Proposed IMP solution
- Force field class reads in CHARMM forcefield (top.lib and par.lib; not using CHARMM API - parsing the very simple file format ourselves)
- It holds a container of IMP particles; when particles are added to the forcefield container they are assigned an atom type by lookup of existing atom/residue names, and radius and charge attributes (assigned from the force field); bond/angle/dihedral decorators are added.
- atom types are an implementation detail, should be considered opaque; could be simply integer indices into the forcefield arrays.
- radius and charge are stored in the atoms, not atom types, so that they can be tweaked on a per-atom basis (e.g. sidechain modeling, polarizable forcefields).
- Stereochemistry restraint takes a forcefield and a particle container (usually the same container owned by the ff); at evaluate time it enumerates the bonds/angles/dihedrals, looks up the atom types and calculates FF scoring terms. Parameters are looked up in the force field, not in the decorators (since there are a variety of functional forms for a typical forcefield).

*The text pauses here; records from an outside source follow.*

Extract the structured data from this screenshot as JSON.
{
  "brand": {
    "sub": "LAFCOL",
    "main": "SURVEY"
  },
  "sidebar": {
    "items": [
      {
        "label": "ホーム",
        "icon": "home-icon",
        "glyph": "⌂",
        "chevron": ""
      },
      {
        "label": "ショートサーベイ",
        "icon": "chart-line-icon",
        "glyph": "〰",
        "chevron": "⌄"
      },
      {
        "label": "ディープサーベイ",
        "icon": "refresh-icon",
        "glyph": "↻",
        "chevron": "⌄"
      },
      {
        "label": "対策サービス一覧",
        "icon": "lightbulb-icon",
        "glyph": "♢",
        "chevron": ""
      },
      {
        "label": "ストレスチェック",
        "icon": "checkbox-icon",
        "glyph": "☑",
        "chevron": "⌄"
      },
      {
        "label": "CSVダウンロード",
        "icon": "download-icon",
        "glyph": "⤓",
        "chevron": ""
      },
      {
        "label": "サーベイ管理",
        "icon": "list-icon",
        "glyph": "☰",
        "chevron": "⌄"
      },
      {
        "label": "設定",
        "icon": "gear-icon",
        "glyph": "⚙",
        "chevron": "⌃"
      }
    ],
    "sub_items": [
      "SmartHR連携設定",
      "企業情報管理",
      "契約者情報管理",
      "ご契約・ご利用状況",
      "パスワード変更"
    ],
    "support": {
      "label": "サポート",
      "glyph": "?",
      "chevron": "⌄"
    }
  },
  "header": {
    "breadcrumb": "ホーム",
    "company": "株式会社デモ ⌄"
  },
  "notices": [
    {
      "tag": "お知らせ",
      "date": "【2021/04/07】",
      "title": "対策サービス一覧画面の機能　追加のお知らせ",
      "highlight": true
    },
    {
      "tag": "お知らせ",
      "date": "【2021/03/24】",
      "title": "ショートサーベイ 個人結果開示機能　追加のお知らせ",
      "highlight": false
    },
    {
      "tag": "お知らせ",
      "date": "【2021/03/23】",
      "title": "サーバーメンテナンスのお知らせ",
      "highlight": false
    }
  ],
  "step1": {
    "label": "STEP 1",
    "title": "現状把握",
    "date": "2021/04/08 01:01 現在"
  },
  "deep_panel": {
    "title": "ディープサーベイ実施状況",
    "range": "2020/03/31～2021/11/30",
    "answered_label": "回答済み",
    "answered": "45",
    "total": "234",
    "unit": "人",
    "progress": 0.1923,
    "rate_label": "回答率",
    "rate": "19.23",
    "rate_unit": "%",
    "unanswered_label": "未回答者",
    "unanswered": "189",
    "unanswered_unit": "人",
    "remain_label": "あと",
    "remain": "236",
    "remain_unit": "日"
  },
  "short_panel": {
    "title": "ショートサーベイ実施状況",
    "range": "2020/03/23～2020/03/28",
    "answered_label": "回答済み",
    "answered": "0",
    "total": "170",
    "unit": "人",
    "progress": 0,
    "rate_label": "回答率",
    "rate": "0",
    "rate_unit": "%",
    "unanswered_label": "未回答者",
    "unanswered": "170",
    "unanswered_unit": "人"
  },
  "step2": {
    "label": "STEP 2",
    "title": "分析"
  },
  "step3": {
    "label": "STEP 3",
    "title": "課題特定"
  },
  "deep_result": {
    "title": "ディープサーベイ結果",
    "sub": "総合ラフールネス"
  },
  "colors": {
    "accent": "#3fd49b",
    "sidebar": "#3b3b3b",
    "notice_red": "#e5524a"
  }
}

Lennard Jones PairScore takes a forcefield, and looks up the atom types at evaluate time.
- CHARMMForceField class could provide convenience factory functions to create restraint objects linked to itself.
DOPE PairScore is a subclass of the existing TypedPairScore, and does its own conversion of atom/residue names to internal atom types.DSR: probably better to just have a function which adds the DOPE pairs to a TypedPairScore. That makes it easier if you want to extend DOPE (and if we don't support extending DOPE, it should not subsclass TypedPairScore).
Force field class has a method to generate xyz coordinates from ICs for a list of particles.DSR: I don't see why this has anything to do with the forcefield.
PDB reader can be given a force field object and will try to impose the FF's topology and atom types as it reads the file (e.g. excluding atoms not in the topology).DSR: The two bits should be separate: a PDB reader which creates a MolecularHierarchy and a function which processes a MolecularHierarchy for a forcefield. Otherwise you have problems if you create things internally.